By contrast, districts that host many units priced at 1.5 billion won or less—largely in central-north Seoul and across the northwest and southwest—saw gains. Jung-gu rose 0.27%, Seongbuk-gu 0.27%, Gangseo-gu 0.25%, and Dongdaemun-gu 0.22%.
Outside Seoul, prices in Gyeonggi Province rose 0.10% week-on-week, with notable gains in Suwon’s Yeongtong District (+0.45%), Hanam (+0.43%), and Anyang’s Dongan-gu (+0.42%). Incheon recorded smaller gains, while the regional picture overall pointed to continued regional divergence in the housing market.
Jeonse prices, the lump-sum long-term security deposits used in Korea’s rental market, rose nationwide by 0.09% from the previous week.

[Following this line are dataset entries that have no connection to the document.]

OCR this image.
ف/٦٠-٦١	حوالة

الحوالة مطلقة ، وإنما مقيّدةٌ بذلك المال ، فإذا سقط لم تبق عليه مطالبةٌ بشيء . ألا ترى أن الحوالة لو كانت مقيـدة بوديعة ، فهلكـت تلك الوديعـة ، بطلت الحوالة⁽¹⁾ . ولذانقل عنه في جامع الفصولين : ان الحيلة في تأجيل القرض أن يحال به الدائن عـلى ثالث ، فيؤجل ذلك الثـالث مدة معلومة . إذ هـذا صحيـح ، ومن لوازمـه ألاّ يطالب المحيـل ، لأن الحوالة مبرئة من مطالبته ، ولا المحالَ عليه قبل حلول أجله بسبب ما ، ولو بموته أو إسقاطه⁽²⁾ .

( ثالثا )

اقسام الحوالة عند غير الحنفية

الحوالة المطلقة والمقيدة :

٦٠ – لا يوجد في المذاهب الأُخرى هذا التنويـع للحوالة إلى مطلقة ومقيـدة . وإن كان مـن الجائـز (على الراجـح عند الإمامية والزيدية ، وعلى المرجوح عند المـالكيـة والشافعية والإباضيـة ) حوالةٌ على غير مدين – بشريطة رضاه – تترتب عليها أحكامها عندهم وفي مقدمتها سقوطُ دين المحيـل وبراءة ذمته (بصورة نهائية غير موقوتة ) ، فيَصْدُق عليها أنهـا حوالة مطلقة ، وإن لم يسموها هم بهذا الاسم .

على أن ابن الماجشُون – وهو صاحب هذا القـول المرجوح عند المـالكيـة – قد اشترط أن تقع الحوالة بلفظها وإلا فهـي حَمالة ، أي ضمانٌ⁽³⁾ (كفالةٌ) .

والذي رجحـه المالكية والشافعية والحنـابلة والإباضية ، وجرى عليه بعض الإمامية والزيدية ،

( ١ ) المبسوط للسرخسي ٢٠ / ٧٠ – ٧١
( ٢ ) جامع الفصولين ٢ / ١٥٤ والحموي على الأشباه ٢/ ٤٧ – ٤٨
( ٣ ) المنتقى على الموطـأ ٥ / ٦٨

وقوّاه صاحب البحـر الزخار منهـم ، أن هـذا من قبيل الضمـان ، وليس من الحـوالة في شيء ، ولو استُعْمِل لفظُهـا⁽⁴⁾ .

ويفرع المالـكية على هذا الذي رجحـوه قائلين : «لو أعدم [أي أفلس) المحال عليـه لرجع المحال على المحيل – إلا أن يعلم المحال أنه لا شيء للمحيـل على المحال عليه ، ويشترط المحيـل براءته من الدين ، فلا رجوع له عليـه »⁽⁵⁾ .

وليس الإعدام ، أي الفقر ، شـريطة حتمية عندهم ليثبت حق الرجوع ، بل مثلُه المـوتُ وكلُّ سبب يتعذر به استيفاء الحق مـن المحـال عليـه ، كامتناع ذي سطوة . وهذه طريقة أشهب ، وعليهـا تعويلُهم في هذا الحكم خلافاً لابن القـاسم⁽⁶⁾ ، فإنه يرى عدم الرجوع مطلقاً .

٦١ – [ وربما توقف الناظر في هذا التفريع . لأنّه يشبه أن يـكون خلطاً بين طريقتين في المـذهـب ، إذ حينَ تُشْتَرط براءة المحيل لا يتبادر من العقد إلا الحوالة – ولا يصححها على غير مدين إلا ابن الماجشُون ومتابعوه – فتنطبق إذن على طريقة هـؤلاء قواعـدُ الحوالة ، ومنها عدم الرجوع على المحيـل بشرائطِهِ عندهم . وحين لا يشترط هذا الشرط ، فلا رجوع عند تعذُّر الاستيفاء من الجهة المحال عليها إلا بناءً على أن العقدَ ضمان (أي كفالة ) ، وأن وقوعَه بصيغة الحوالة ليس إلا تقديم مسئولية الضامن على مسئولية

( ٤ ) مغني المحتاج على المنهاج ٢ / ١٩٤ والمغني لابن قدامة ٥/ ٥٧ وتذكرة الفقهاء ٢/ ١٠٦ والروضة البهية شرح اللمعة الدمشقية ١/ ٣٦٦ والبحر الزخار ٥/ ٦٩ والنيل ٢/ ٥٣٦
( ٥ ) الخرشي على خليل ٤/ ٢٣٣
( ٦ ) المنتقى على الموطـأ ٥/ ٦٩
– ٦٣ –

Seoul’s jeonse rose 0.12%, higher than the national average, while Incheon and Gyeonggi posted increases of 0.08% and 0.13%, respectively, keeping the capital region’s total rise at 0.12%.
Across eight provinces, the overall price change stood at a modest 0.02% weekly increase. The nationwide jeonse trend and the differential performance within Seoul’s districts underscore persistent regional variation in demand, rental markets, and the affordability mix that shapes Korea’s housing cycle.
Why this matters for the United States: Seoul’s housing trends influence Korea’s consumer spending, household leverage, and financial conditions, all of which affect domestic demand for technology, automobiles, and other goods produced by U.S. suppliers. The pattern—strong demand in more affordable inner-city and peripheral areas alongside continued weakness in some premium districts—reflects policy pressures on mortgage lending and real estate speculation, illustrating how Korea’s housing cycle can move in tandem with or diverge from global financial conditions. For U.S. investors and companies with Korea exposure, these shifts inform risk assessment, market sentiment, and the likely path of policy actions that could affect Korean banks, investment flows, and cross-border commerce.